When one “snack” is not enough, you go back for more, yes? Well that’s exactly that this star did. Two planets are known to orbit the distant star, Kepler-56 and new findings from the Harvard Center for Astrophysics (CfA) show these two planets will eventually be consumed by their host. The planets Kepler-56b and Kepler-56c will be completely devoured in 130 and 155 million years – a short time, astronomically speaking.
This is the first time the time of death has been predicted for multiple exoplanets from the same system. This is important to us here on Earth as it gives us a glimpse into the future of our own solar system. Roughly five billions years in the future, the Sun will swell to red giant size, thus engulfing both Mercury and Venus. Kepler-56 is also on its way to becoming a red giant and currently is four times as large as the Sun. As this star continues to age and swell, its tidal forces will strengthen, pulling the two planets in to their ultimate demise.
The two planets orbit their host much closer than Mercury or Venus – Kepler-56b orbits once every 10.5 days and Kepler-56c orbits once every 21.4 days. Due to their close orbit, they will meet their maker a lot sooner. Astronomer Gongjie Li and her team were able to calculate how the star’s size will evolve as well as the planets’ orbits in order to predict when they will be consumed. Before their time is up, both planets will have had their atmospheres boiled away by intense heat from the star, and they will be stretched by the strengthening stellar tides. Perhaps as some form of cosmic torture, the third planet in the system, Kepler-56d, will not share the same fate as Kepler-56b and Kepler-56c, but will be forced to “watch” their destruction.

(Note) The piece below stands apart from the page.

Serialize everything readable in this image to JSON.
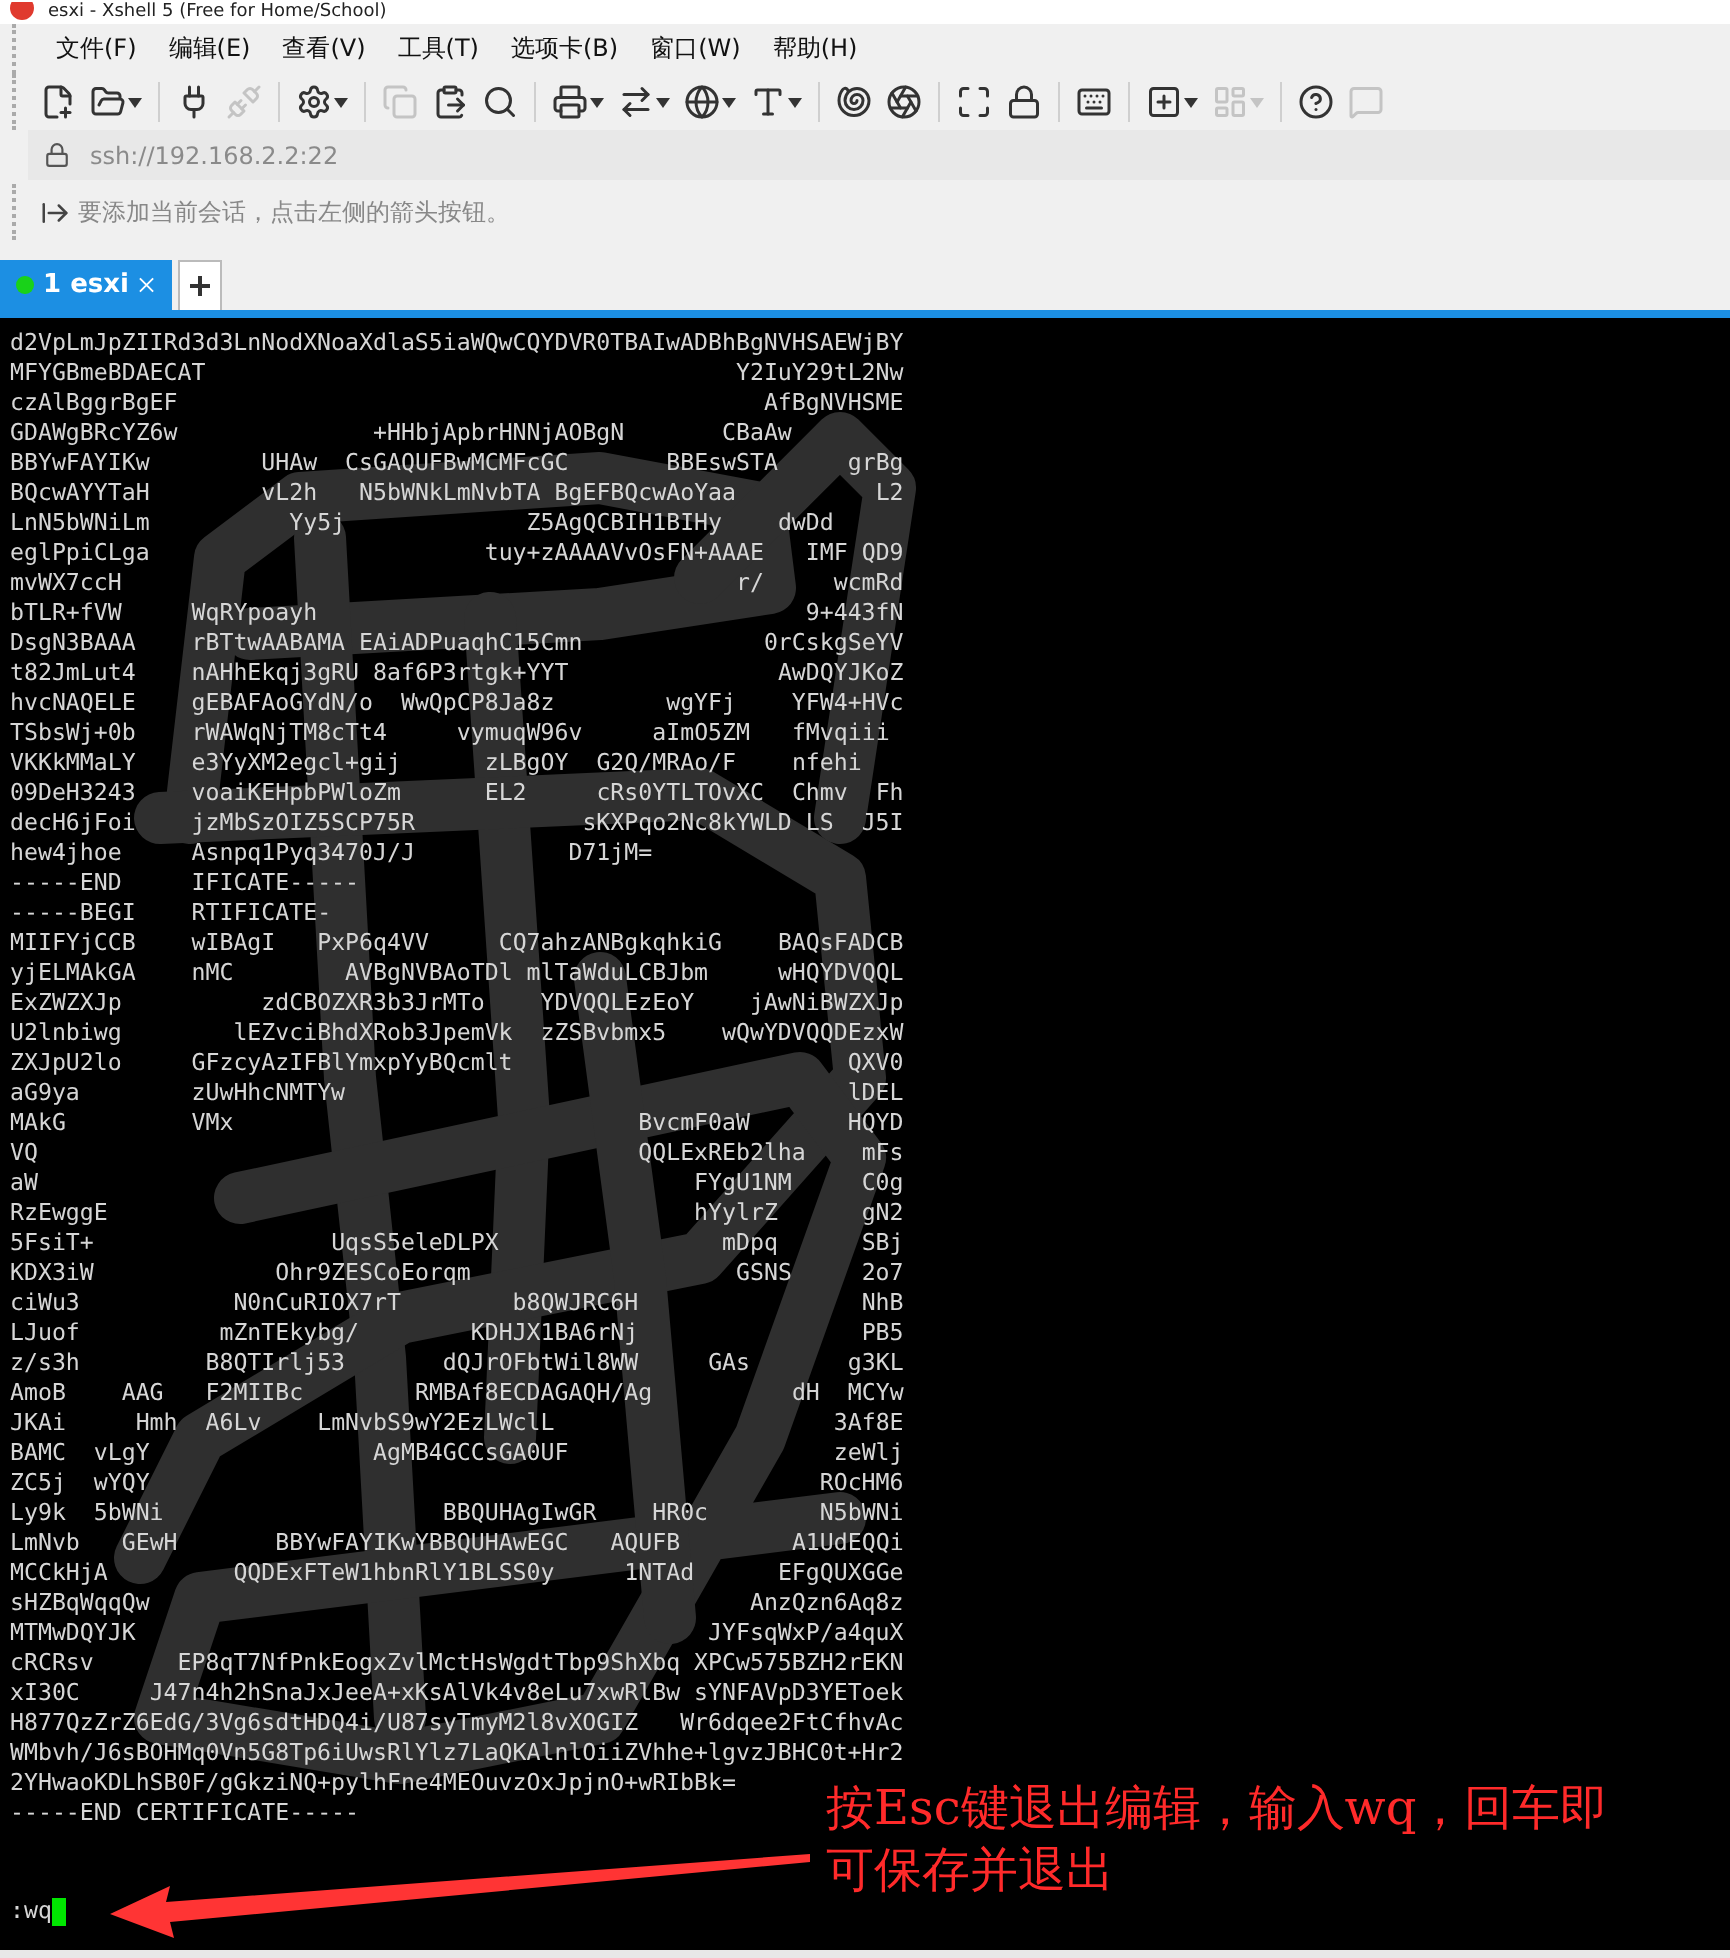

The Kepler-56 system is known for being the first known “tilted” multi-planet system. Meaning, the two inner planets orbits are extremely tipped from the star’s equator. This discovery was revolutionary as planets should orbit in the same plane as the star’s equator (as is the case with our solar system) due to the fact that planets and their host star form from the very same disk of gas and dust.
Li and her team were able to determine the tilt was either 37 or 131 degrees. They also observed the outer planet, Kepler-56d, was skewed as well. Future studies will be able to help astronomers better understand why this system is tilted.